Yesterday, walking around Davidson, a friend asked me what I meant by "Urbanism", and why a college campus like Davidson College can be distinguished by its "urbanism". At first, I gave a very formal description, explaining urbanism in physical qualities - the way a building relates to the public realm, etc., and explaining a short history, from the early modernist notion of Urbanism to Jane Jacobs's notion of urbanism. Then I realized, "urbanism", if you think about it, really is broader concept...affecting all facets of design today, which can be evinced in David Adjaye's references to African "sensibility" in architecture and city planning to
Malcolm Gladwell's essay (and apt references to Jacobs) on the "third space" rehaul of cubicle office design.
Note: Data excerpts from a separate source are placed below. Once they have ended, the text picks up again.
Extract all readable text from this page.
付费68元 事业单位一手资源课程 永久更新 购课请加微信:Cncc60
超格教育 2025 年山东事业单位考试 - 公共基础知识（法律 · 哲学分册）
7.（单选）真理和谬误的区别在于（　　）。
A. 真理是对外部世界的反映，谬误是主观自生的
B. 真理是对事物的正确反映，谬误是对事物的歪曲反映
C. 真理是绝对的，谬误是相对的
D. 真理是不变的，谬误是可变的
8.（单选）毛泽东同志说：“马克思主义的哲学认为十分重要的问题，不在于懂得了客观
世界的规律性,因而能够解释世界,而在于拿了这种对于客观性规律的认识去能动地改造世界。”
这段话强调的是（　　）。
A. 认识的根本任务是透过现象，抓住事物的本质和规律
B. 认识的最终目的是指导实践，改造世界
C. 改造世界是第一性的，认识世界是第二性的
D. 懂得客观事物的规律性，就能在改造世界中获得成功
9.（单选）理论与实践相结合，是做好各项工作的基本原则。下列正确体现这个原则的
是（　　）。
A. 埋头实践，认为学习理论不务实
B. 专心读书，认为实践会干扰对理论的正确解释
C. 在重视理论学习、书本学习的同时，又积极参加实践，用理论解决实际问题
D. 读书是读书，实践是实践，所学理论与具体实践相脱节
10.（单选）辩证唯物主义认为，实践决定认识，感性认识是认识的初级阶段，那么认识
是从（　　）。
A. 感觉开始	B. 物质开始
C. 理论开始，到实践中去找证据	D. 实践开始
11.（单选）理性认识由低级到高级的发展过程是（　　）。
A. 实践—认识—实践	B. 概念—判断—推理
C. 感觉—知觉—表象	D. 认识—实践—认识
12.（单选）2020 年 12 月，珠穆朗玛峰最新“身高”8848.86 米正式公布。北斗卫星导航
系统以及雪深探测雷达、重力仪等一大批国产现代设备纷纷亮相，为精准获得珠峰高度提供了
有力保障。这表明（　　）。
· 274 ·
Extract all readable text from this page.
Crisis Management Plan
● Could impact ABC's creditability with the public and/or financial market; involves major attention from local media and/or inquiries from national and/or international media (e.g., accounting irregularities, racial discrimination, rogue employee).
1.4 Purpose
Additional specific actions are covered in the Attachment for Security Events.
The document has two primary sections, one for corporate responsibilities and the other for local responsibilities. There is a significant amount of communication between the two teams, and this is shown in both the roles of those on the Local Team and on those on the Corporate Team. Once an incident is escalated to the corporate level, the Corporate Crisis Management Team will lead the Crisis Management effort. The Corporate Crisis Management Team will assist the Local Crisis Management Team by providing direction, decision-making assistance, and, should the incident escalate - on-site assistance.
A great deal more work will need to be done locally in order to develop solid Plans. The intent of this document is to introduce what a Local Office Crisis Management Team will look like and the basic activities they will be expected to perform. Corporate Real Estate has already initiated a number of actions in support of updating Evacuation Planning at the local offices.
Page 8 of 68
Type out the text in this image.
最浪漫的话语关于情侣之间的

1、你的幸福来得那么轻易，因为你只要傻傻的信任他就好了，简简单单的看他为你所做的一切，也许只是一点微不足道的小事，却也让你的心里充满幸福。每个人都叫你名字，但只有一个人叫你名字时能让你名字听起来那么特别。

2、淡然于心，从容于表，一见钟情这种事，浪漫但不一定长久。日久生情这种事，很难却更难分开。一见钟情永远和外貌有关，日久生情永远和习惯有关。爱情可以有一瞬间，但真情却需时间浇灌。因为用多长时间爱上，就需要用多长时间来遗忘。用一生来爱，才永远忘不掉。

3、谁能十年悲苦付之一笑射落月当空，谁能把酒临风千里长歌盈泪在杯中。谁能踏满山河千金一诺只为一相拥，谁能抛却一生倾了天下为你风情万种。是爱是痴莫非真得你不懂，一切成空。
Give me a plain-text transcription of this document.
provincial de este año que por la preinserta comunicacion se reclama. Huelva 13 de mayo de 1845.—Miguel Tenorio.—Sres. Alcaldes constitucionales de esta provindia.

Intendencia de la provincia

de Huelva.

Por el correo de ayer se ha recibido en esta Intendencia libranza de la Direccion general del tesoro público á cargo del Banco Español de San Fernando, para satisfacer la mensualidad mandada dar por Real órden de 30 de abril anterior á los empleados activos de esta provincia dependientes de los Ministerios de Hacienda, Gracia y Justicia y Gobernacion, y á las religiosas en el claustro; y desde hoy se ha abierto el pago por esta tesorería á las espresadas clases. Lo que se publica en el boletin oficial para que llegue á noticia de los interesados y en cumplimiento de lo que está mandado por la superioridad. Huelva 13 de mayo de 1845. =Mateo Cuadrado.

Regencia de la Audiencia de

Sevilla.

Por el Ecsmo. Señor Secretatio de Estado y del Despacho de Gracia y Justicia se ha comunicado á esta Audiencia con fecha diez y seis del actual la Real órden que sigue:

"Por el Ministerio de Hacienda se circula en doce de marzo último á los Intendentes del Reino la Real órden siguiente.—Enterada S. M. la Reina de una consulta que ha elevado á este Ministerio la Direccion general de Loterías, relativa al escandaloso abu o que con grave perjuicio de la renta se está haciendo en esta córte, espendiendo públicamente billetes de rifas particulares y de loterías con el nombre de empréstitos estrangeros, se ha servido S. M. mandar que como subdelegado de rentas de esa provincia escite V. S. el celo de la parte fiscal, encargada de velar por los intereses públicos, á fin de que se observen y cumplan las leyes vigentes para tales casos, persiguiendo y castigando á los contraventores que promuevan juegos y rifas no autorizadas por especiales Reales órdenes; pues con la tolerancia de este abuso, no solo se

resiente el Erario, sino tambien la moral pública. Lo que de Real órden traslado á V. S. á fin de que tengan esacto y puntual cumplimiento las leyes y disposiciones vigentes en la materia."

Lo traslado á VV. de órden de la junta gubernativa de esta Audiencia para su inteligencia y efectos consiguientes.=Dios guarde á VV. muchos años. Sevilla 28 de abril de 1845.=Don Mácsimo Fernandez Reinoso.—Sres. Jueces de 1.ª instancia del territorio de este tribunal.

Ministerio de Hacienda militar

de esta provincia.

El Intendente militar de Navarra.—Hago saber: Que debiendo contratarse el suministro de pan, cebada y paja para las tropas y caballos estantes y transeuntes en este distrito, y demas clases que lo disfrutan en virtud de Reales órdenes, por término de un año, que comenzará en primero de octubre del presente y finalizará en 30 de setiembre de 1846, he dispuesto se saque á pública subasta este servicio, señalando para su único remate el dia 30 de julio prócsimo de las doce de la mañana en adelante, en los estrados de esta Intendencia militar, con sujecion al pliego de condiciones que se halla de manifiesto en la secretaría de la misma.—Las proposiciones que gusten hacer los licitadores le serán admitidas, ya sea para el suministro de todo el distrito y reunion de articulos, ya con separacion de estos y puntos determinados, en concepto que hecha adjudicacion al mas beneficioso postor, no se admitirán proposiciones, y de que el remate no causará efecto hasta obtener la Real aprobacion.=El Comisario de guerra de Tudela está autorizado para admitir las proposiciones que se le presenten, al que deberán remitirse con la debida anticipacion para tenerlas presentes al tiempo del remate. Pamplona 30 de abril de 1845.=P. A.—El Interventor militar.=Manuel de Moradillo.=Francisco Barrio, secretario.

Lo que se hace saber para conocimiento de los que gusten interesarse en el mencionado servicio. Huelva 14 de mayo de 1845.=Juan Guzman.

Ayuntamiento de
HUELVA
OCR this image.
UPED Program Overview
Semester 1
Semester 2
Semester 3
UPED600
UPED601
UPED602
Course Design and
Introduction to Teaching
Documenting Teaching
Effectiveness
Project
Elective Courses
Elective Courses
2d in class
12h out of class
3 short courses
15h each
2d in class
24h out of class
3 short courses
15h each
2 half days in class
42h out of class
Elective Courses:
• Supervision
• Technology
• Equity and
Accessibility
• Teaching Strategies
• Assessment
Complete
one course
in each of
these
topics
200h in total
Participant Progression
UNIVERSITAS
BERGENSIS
Here is my first stab at my principles for "true urbanism" (to be refined):
1) Urbanism seeks to mix forms, to hybridize.
2) Urbanism values the ad hoc, the "messiness" of colliding experiences, tastes, values.
3) Urbanism brings high-brow sensibility to low-brow tastes, and low-brow sensibility to high-brow tastes ("camp"...sometimes this is called "queer").
4) Urbanism values the ambiguous and synergistic relationships, in other words - multi-faceted, cross-pollinating, innovative and collaborative relationships over those that are purely pragmatic, optimized and functionally delimited. In short: urbanism is engaging. An ambiguous subject/condition forces you to engage it.
5) Urbanism seeks egalitarian, liminal space...It aims to remove hierarchical space and replace it with civic-dialogical, democratic space.